Let $\varepsilon > 0$ and $\left| {x - y} \right| < \delta $ where $\delta$ will be defined later.
$$\left| {f(x) - f(y)} \right| = \left| {\log (1 + {x^2}) - \log (1 + {y^2})} \right| = \left| {\log \left( {{{1 + {x^2}} \over {1 + {y^2}}}} \right)} \right| \le {{1 + {x^2}} \over {1 + {y^2}}}$$
The problem is that the last expression is too large.
I tried assuming $x < y$ (without loss of generality).
Also, I tried multiplying by $(1-y^2)$ but nothing good came out from that.
What am I missing?
Update:
I'm not allowed to use the fact that the derivative is bounded which implies uniform continuity. I'm suppose to prove it "directly".
Hint: $f\in\mathcal{C}^1$ (i.e., is continuously differentiable), and its derivative is bounded.
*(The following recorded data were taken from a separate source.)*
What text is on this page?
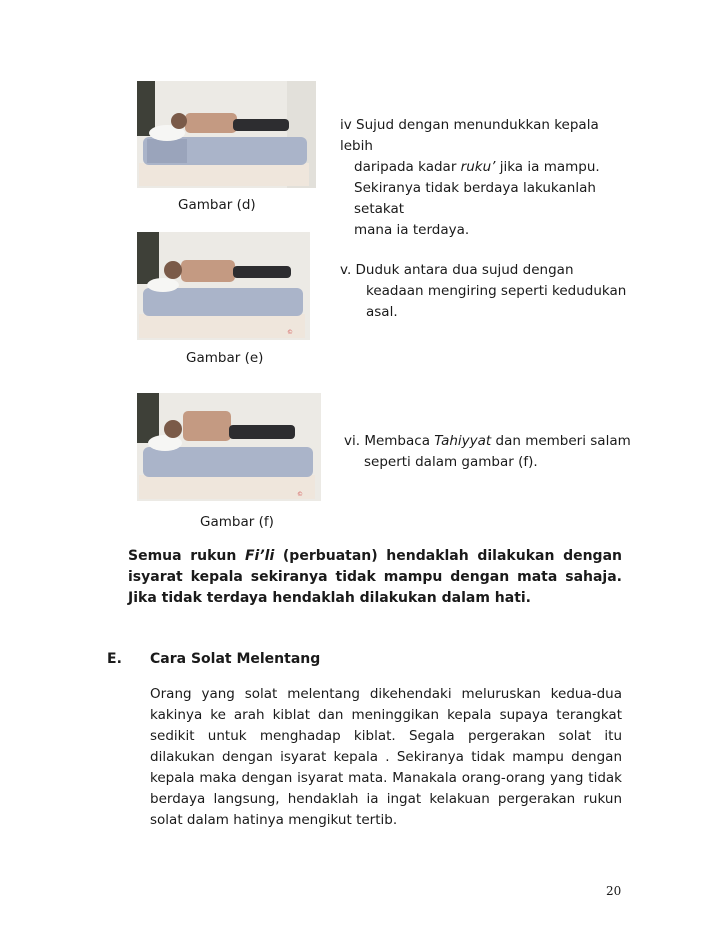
iv Sujud dengan menundukkan kepala lebih
daripada kadar ruku’ jika ia mampu.
Sekiranya tidak berdaya lakukanlah setakat
mana ia terdaya.
Gambar (d)
©
v. Duduk antara dua sujud dengan
keadaan mengiring seperti kedudukan
asal.
Gambar (e)
©
vi. Membaca Tahiyyat dan memberi salam
seperti dalam gambar (f).
Gambar (f)
Semua rukun Fi’li (perbuatan) hendaklah dilakukan dengan isyarat kepala sekiranya tidak mampu dengan mata sahaja. Jika tidak terdaya hendaklah dilakukan dalam hati.
E. Cara Solat Melentang
Orang yang solat melentang dikehendaki meluruskan kedua-dua kakinya ke arah kiblat dan meninggikan kepala supaya terangkat sedikit untuk menghadap kiblat. Segala pergerakan solat itu dilakukan dengan isyarat kepala . Sekiranya tidak mampu dengan kepala maka dengan isyarat mata. Manakala orang-orang yang tidak berdaya langsung, hendaklah ia ingat kelakuan pergerakan rukun solat dalam hatinya mengikut tertib.
20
Hence, it is Lipschitz.
Another approach (following the edit of the original question -- "Lipschitz-ness is not allowed"): suppose wlog that $\epsilon \leq \frac{1}{2}$, and let $\delta\stackrel{\rm{def}}{=}\frac{\epsilon}{2}$. Fix any $x \geq y$ with $\lvert x-y \rvert \leq \delta$. Then $$ 1 \leq \frac{1+x^2}{1+y^2} \leq \frac{1+(y+\delta)^2}{1+y^2} = 1+\delta \frac{2y+\delta}{1+y^2} \leq 1+\delta \frac{1+2y}{1+y^2} $$ so that $$ \ln 1 \leq \ln \frac{1+x^2}{1+y^2} \leq \ln\!\left( 1+\delta \frac{1+2y}{1+y^2} \right) $$ Now, using the "fact" (easy to prove) that for every $y > 0$ one has $\frac{1+2y}{1+y^2} \leq \frac{1+\sqrt{5}}{2} \leq 2$, you get $$ 0 \leq \ln \frac{1+x^2}{1+y^2} \leq \ln(1+2\delta)\leq 2\delta = \epsilon. $$